UST Student Engineering Team Wins Top Prize for Innovative Idea in National Competition
In a NASA-hosted Shark Tank-style competition for higher education engineering students from across the country, a University of St. Thomas-Houston team has taken the top prize, besting institutions like Boston College and Tufts University. The nine-member team represented various backgrounds in mechanical engineering, electrical engineering, chemical engineering and physics.
The NASA MUREP Innovation and Technology Transfer Idea Competition (MITTIC), held every semester, asks student teams to create a marketable idea or product using intellectual property or patents developed by NASA for their missions. UST’s innovative winning idea, titled “Piezo Pace,” was to use NASA’s novel piezoelectric generator to sustainably power a pacemaker.
Innovative Pacemaker Addresses Sustainability and Quality of Life
A UST team member, junior mechanical engineering student Riley Keck, also president of the St. Thomas chapter of the American Society for Mechanical Engineers, said, “A typical pacemaker battery may last 10 years and then require surgery to replace. We proposed to replace the battery with a piezoelectric generator to harvest excess mechanical energy in the body and sustainably power the pacemaker. Theoretically, the expected life of the generator would prevent any need for replacement, saving money and risky surgeries in the future.”

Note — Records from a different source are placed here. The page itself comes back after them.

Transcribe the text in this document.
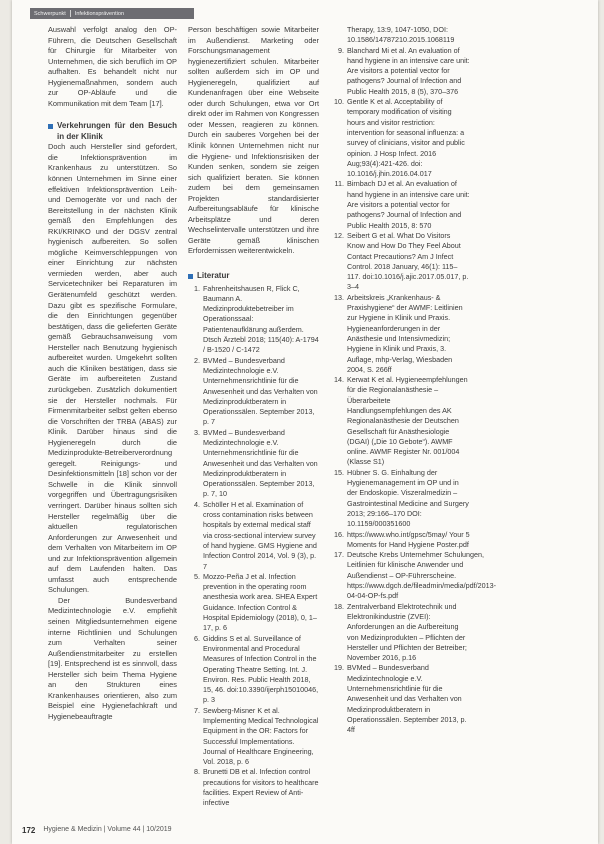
Schwerpunkt Infektionsprävention

Auswahl verfolgt analog den OP-Führern, die Deutschen Gesellschaft für Chirurgie für Mitarbeiter von Unternehmen, die sich beruflich im OP aufhalten. Es behandelt nicht nur Hygienemaßnahmen, sondern auch zur OP-Abläufe und die Kommunikation mit dem Team [17].

Verkehrungen für den Besuch in der Klinik

Doch auch Hersteller sind gefordert, die Infektionsprävention im Krankenhaus zu unterstützen. So können Unternehmen im Sinne einer effektiven Infektionsprävention Leih- und Demogeräte vor und nach der Bereitstellung in der nächsten Klinik gemäß den Empfehlungen des RKI/KRINKO und der DGSV zentral hygienisch aufbereiten. So sollen mögliche Keimverschleppungen von einer Einrichtung zur nächsten vermieden werden, aber auch Servicetechniker bei Reparaturen im Gerätenumfeld geschützt werden. Dazu gibt es spezifische Formulare, die den Einrichtungen gegenüber bestätigen, dass die gelieferten Geräte gemäß Gebrauchsanweisung vom Hersteller nach Benutzung hygienisch aufbereitet wurden. Umgekehrt sollten auch die Kliniken bestätigen, dass sie Geräte im aufbereiteten Zustand zurückgeben. Zusätzlich dokumentiert sie der Hersteller nochmals. Für Firmenmitarbeiter selbst gelten ebenso die Vorschriften der TRBA (ABAS) zur Klinik. Darüber hinaus sind die Hygieneregeln durch die Medizinprodukte-Betreiberverordnung geregelt. Reinigungs- und Desinfektionsmitteln [18] schon vor der Schwelle in die Klinik sinnvoll vorgegriffen und Übertragungsrisiken verringert. Darüber hinaus sollten sich Hersteller regelmäßig über die aktuellen regulatorischen Anforderungen zur Anwesenheit und dem Verhalten von Mitarbeitern im OP und zur Infektionsprävention allgemein auf dem Laufenden halten. Das umfasst auch entsprechende Schulungen.

Der Bundesverband Medizintechnologie e.V. empfiehlt seinen Mitgliedsunternehmen eigene interne Richtlinien und Schulungen zum Verhalten seiner Außendienstmitarbeiter zu erstellen [19]. Entsprechend ist es sinnvoll, dass Hersteller sich beim Thema Hygiene an den Strukturen eines Krankenhauses orientieren, also zum Beispiel eine Hygienefachkraft und Hygienebeauftragte

Person beschäftigen sowie Mitarbeiter im Außendienst. Marketing oder Forschungsmanagement hygienezertifiziert schulen. Mitarbeiter sollten außerdem sich im OP und Hygieneregeln, qualifiziert auf Kundenanfragen über eine Webseite oder durch Schulungen, etwa vor Ort direkt oder im Rahmen von Kongressen oder Messen, reagieren zu können. Durch ein sauberes Vorgehen bei der Klinik können Unternehmen nicht nur die Hygiene- und Infektionsrisiken der Kunden senken, sondern sie zeigen sich qualifiziert beraten. Sie können zudem bei dem gemeinsamen Projekten standardisierter Aufbereitungsabläufe für klinische Arbeitsplätze und deren Wechselintervalle unterstützen und ihre Geräte gemäß klinischen Erfordernissen weiterentwickeln.

Literatur
1. Fahrenheitshausen R, Flick C, Baumann A. Medizinproduktebetreiber im Operationssaal: Patientenaufklärung außerdem. Dtsch Ärztebl 2018; 115(40): A-1794 / B-1520 / C-1472
2. BVMed – Bundesverband Medizintechnologie e.V. Unternehmensrichtlinie für die Anwesenheit und das Verhalten von Medizinproduktberatern in Operationssälen. September 2013, p. 7
3. BVMed – Bundesverband Medizintechnologie e.V. Unternehmensrichtlinie für die Anwesenheit und das Verhalten von Medizinproduktberatern in Operationssälen. September 2013, p. 7, 10
4. Schöller H et al. Examination of cross contamination risks between hospitals by external medical staff via cross-sectional interview survey of hand hygiene. GMS Hygiene and Infection Control 2014, Vol. 9 (3), p. 7
5. Mozzo-Peña J et al. Infection prevention in the operating room anesthesia work area. SHEA Expert Guidance. Infection Control & Hospital Epidemiology (2018), 0, 1–17, p. 6
6. Giddins S et al. Surveillance of Environmental and Procedural Measures of Infection Control in the Operating Theatre Setting. Int. J. Environ. Res. Public Health 2018, 15, 46. doi:10.3390/ijerph15010046, p. 3
7. Sewberg-Misner K et al. Implementing Medical Technological Equipment in the OR: Factors for Successful Implementations. Journal of Healthcare Engineering, Vol. 2018, p. 6
8. Brunetti DB et al. Infection control precautions for visitors to healthcare facilities. Expert Review of Anti-infective
Therapy, 13:9, 1047-1050, DOI: 10.1586/14787210.2015.1068119
9. Blanchard Mi et al. An evaluation of hand hygiene in an intensive care unit: Are visitors a potential vector for pathogens? Journal of Infection and Public Health 2015, 8 (5), 370–376
10. Gentle K et al. Acceptability of temporary modification of visiting hours and visitor restriction: intervention for seasonal influenza: a survey of clinicians, visitor and public opinion. J Hosp Infect. 2016 Aug;93(4):421-426. doi: 10.1016/j.jhin.2016.04.017
11. Birnbach DJ et al. An evaluation of hand hygiene in an intensive care unit: Are visitors a potential vector for pathogens? Journal of Infection and Public Health 2015, 8: 570
12. Seibert G et al. What Do Visitors Know and How Do They Feel About Contact Precautions? Am J Infect Control. 2018 January, 46(1): 115–117. doi:10.1016/j.ajic.2017.05.017, p. 3–4
13. Arbeitskreis „Krankenhaus- & Praxishygiene“ der AWMF: Leitlinien zur Hygiene in Klinik und Praxis. Hygieneanforderungen in der Anästhesie und Intensivmedizin; Hygiene in Klinik und Praxis, 3. Auflage, mhp-Verlag, Wiesbaden 2004, S. 266ff
14. Kerwat K et al. Hygieneempfehlungen für die Regionalanästhesie – Überarbeitete Handlungsempfehlungen des AK Regionalanästhesie der Deutschen Gesellschaft für Anästhesiologie (DGAI) („Die 10 Gebote“). AWMF online. AWMF Register Nr. 001/004 (Klasse S1)
15. Hübner S. G. Einhaltung der Hygienemanagement im OP und in der Endoskopie. Viszeralmedizin – Gastrointestinal Medicine and Surgery 2013; 29:166–170 DOI: 10.1159/000351600
16. https://www.who.int/gpsc/5may/ Your 5 Moments for Hand Hygiene Poster.pdf
17. Deutsche Krebs Unternehmer Schulungen, Leitlinien für klinische Anwender und Außendienst – OP-Führerscheine. https://www.dgch.de/fileadmin/media/pdf/2013-04-04-OP-fs.pdf
18. Zentralverband Elektrotechnik und Elektronikindustrie (ZVEI): Anforderungen an die Aufbereitung von Medizinprodukten – Pflichten der Hersteller und Pflichten der Betreiber; November 2016, p.16
19. BVMed – Bundesverband Medizintechnologie e.V. Unternehmensrichtlinie für die Anwesenheit und das Verhalten von Medizinproduktberatern in Operationssälen. September 2013, p. 4ff
172 Hygiene & Medizin | Volume 44 | 10/2019
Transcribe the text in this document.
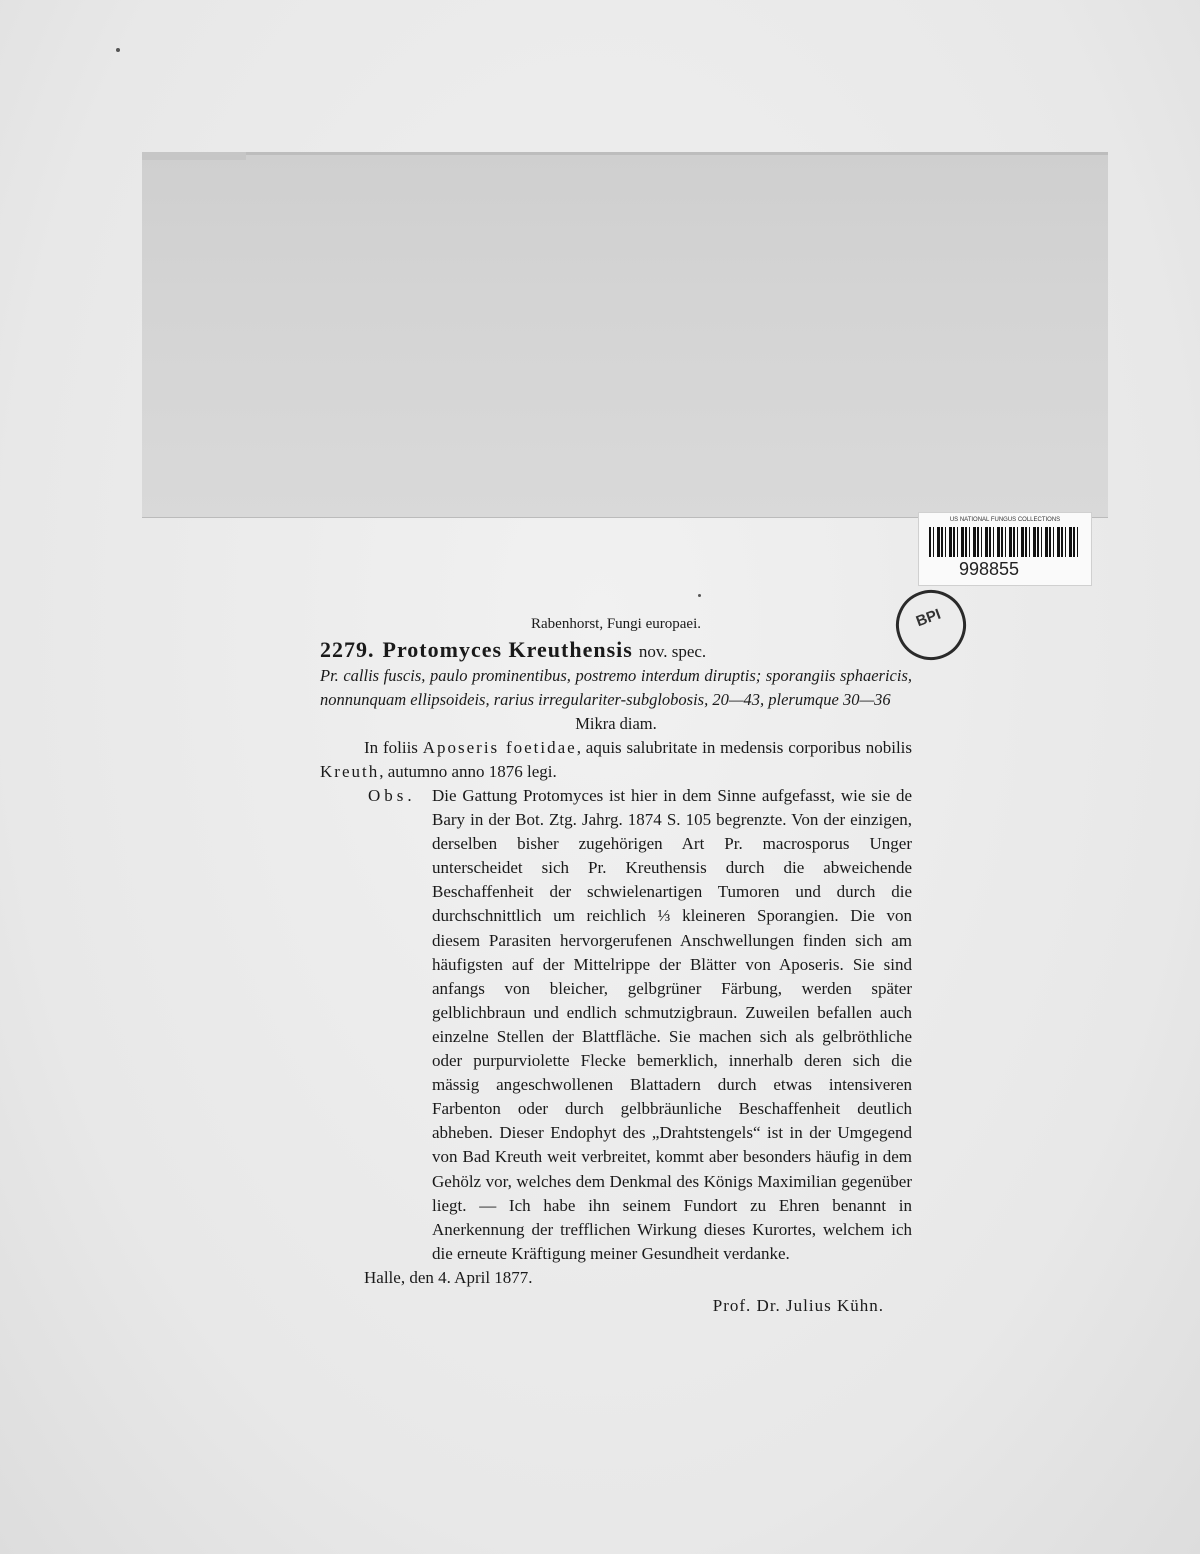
US NATIONAL FUNGUS COLLECTIONS
998855
BPI
Rabenhorst, Fungi europaei.
2279. Protomyces Kreuthensis nov. spec.
Pr. callis fuscis, paulo prominentibus, postremo interdum diruptis; sporangiis sphaericis, nonnunquam ellipsoideis, rarius irregulariter-subglobosis, 20—43, plerumque 30—36
Mikra diam.
In foliis Aposeris foetidae, aquis salubritate in medensis corporibus nobilis Kreuth, autumno anno 1876 legi.
Obs. Die Gattung Protomyces ist hier in dem Sinne aufgefasst, wie sie de Bary in der Bot. Ztg. Jahrg. 1874 S. 105 begrenzte. Von der einzigen, derselben bisher zugehörigen Art Pr. macrosporus Unger unterscheidet sich Pr. Kreuthensis durch die abweichende Beschaffenheit der schwielenartigen Tumoren und durch die durchschnittlich um reichlich ⅓ kleineren Sporangien. Die von diesem Parasiten hervorgerufenen Anschwellungen finden sich am häufigsten auf der Mittelrippe der Blätter von Aposeris. Sie sind anfangs von bleicher, gelbgrüner Färbung, werden später gelblichbraun und endlich schmutzigbraun. Zuweilen befallen auch einzelne Stellen der Blattfläche. Sie machen sich als gelbröthliche oder purpurviolette Flecke bemerklich, innerhalb deren sich die mässig angeschwollenen Blattadern durch etwas intensiveren Farbenton oder durch gelbbräunliche Beschaffenheit deutlich abheben. Dieser Endophyt des „Drahtstengels“ ist in der Umgegend von Bad Kreuth weit verbreitet, kommt aber besonders häufig in dem Gehölz vor, welches dem Denkmal des Königs Maximilian gegenüber liegt. — Ich habe ihn seinem Fundort zu Ehren benannt in Anerkennung der trefflichen Wirkung dieses Kurortes, welchem ich die erneute Kräftigung meiner Gesundheit verdanke.
Halle, den 4. April 1877.
Prof. Dr. Julius Kühn.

Serious Preparation and Learning
The contest was comprised of three phases:
- Phase 1, students propose an idea and submit a detailed technical and business proposal; selected teams move on to the 2nd phase.
- Phase 2, the top teams take a three-day tour of a NASA campus and participate in a poster presentation, professional development, and finally their “Space Tank” pitch made before a panel of expert judges.
- Phase 3, the winning pitch gets to travel to NASA Ames Research Center in Silicon Valley in May where the team will present their idea to a broad group of entrepreneurs.
Why This Win Is Especially Exciting
UST’s winning engineering team was under the guidance of Dr. Matthew Zelisko, assistant professor of Physics and Engineering. He explained why the win was so exciting for UST.
“First, this was a competition hosted by NASA (big name recognition there) with universities competing from around the country,” Zelisko said. “Second, this was the first engineering competition a group of UST students has been able to fully participate in. Due to COVID, we haven’t had much of an opportunity to showcase our engineering program, which began right as the pandemic hit. To go out and win the first competition like this sets a high bar for future groups of students. Finally, winning this competition has not only encouraged the participating students, but has inspired many of our other students to start looking into other competitions. We already have multiple groups of students contacting me about getting involved in the future.”
Prize Money and a Visit to Silicon Valley
The UST team won $15,000 in prize money. Zelisko said they plan to use a portion of the winnings to continue researching the proposed idea. Their first step would be to develop a proof-of-concept experiment or prototype.
As champions, the UST team will visit the NASA Ames Research Center in Silicon Valley in May when they present their idea to a broad group of entrepreneurs.
Zelisko said, “The win demonstrates UST has a serious engineering department. Getting that recognition or reputation for developing high-caliber students can sometimes be difficult for a very new program. But, we now have proof that our department is taking steps to make sure our students are well-equipped to succeed in the future.”